Du capital public à la réalisation de mégaprojets privés

Ces instruments de financement à plusieurs niveaux réduisent les risques liés au climat d'investissement en Mauritanie en stabilisant l'approvisionnement énergétique, en renforçant les banques et en améliorant les infrastructures du réseau électrique. Ils permettent de passer d'un développement soutenu par les pouvoirs publics à une mise en œuvre privée à grande échelle dans les chaînes de valeur du GNL, de la conversion du gaz en électricité et de l'hydrogène vert.

La fondation a déjà lancé des projets phares. Le projet transfrontalier de GNL « Greater Tortue Ahmeyim » (GTA) est entré en production en 2025, avec une capacité pouvant atteindre 2,5 millions de tonnes par an, tandis que le projet de gisement de gaz de BirAllah – dont les réserves sont estimées à 80 000 milliards de pieds cubes – prévoit un investissement de 17 milliards de dollars pour son développement et de futures exportations de GNL.

Lors d'un discours liminaire prononcé à l'occasion du MSGBC 2025, le vice-président senior chargé de la Mauritanie et du Sénégal au sein du géant énergétique bp a déclaré : « Les partenariats tels que le GTA prospèrent grâce à des environnements inclusifs et collaboratifs comme celui du bassin MSGBC. »

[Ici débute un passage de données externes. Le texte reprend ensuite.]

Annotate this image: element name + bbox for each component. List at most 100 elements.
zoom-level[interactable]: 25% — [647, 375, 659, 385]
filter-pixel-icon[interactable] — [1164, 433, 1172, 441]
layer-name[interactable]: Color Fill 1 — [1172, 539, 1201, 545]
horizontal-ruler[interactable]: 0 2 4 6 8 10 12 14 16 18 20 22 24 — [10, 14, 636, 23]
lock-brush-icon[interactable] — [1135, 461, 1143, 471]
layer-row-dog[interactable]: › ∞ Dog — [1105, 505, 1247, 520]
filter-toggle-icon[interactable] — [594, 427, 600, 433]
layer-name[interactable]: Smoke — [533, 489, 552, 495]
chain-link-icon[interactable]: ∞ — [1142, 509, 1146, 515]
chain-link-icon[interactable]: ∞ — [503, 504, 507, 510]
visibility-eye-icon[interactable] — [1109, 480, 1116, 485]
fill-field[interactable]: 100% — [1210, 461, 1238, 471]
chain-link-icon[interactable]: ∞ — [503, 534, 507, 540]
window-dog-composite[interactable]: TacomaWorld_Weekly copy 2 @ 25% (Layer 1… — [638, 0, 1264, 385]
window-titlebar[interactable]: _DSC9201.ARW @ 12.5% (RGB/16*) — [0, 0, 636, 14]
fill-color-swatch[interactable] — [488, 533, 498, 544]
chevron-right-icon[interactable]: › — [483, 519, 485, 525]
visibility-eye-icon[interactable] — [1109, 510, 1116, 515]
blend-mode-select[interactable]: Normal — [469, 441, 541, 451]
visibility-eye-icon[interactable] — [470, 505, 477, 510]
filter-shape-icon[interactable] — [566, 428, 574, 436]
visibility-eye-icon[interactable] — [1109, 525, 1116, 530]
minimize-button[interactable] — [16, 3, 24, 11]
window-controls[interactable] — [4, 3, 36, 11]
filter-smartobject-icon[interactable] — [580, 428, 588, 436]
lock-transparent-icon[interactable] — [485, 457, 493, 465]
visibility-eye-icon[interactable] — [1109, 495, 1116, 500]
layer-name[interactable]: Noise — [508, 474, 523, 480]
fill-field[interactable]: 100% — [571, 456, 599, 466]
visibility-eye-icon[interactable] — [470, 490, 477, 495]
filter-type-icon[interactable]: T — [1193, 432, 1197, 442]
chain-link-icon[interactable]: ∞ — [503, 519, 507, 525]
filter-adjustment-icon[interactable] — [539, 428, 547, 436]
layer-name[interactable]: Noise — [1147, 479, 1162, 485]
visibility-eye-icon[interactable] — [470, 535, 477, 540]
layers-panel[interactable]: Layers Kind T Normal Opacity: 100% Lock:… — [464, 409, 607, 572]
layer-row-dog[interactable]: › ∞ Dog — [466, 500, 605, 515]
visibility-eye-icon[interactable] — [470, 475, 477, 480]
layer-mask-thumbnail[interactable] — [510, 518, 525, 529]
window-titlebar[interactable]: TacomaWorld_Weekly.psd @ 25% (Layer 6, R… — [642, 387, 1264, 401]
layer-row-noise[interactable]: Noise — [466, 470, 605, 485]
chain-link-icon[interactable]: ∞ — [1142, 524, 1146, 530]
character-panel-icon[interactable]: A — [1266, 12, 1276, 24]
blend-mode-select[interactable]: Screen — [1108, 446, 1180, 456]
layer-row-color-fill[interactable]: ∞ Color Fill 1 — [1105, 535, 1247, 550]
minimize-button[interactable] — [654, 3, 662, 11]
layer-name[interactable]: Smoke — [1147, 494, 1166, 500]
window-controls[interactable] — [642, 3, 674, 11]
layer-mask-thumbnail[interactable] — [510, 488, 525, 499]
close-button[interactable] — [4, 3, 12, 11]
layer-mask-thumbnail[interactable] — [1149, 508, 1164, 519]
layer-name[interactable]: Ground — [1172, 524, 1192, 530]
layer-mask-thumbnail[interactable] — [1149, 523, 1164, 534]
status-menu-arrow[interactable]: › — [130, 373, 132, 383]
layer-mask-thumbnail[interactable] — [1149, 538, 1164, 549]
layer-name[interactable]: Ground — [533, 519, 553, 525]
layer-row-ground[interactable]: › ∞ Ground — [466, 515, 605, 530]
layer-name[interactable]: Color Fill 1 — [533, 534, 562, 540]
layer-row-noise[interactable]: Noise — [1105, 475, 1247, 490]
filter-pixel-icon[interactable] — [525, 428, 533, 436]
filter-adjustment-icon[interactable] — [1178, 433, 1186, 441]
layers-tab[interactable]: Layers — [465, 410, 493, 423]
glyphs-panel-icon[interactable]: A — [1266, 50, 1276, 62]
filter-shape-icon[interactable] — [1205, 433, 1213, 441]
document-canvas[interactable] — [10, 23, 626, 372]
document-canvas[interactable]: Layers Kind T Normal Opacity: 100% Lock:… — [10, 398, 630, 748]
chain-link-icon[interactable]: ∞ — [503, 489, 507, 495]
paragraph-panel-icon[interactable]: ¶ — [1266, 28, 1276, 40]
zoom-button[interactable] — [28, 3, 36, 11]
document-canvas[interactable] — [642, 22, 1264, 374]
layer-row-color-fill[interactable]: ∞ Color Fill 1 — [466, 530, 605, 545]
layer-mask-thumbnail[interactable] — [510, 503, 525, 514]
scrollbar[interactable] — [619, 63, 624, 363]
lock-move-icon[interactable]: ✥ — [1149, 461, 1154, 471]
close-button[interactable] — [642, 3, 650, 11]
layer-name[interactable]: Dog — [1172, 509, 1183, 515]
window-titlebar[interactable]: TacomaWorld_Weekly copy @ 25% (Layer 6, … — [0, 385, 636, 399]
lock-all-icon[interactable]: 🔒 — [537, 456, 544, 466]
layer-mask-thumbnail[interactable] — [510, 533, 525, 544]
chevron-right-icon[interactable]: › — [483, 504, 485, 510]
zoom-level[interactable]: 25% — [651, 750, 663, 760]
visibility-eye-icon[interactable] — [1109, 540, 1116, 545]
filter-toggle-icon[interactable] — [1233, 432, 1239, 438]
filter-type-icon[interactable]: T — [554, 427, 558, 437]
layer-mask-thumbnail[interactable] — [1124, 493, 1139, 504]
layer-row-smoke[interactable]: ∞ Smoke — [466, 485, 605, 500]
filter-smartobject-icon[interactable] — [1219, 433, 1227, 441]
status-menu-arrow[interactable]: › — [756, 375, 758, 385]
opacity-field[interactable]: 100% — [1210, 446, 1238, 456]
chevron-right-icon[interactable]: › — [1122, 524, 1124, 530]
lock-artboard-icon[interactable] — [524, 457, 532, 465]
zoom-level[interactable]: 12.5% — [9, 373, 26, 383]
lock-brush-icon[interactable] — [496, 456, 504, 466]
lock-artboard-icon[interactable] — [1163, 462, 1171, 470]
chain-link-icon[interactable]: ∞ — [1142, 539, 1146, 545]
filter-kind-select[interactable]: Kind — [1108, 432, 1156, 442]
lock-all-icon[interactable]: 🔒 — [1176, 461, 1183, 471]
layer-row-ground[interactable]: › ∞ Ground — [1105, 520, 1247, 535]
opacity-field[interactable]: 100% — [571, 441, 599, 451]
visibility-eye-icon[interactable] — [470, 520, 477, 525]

Les ambitions de la Mauritanie en matière d'hydrogène s'accélèrent également, les projets d'hydrogène vert « Aman » et « Nour » ayant franchi les étapes de faisabilité et d'ingénierie. Ensemble, ces projets à grande échelle visent à faire du pays un exportateur majeur de carburants verts vers l'Europe d'ici 2030.

Lors du MSGBC 2026, ces cadres financiers seront en bonne position pour passer de la stratégie à la conclusion d'accords. Cet événement mettra en relation des bailleurs de fonds multilatéraux, des gouvernements et des promoteurs afin d'accélérer les décisions d'investissement finales, positionnant ainsi la Mauritanie comme une plaque tournante énergétique régionale couvrant les marchés du gaz, de l'électricité et de l'hydrogène, un secteur en plein essor.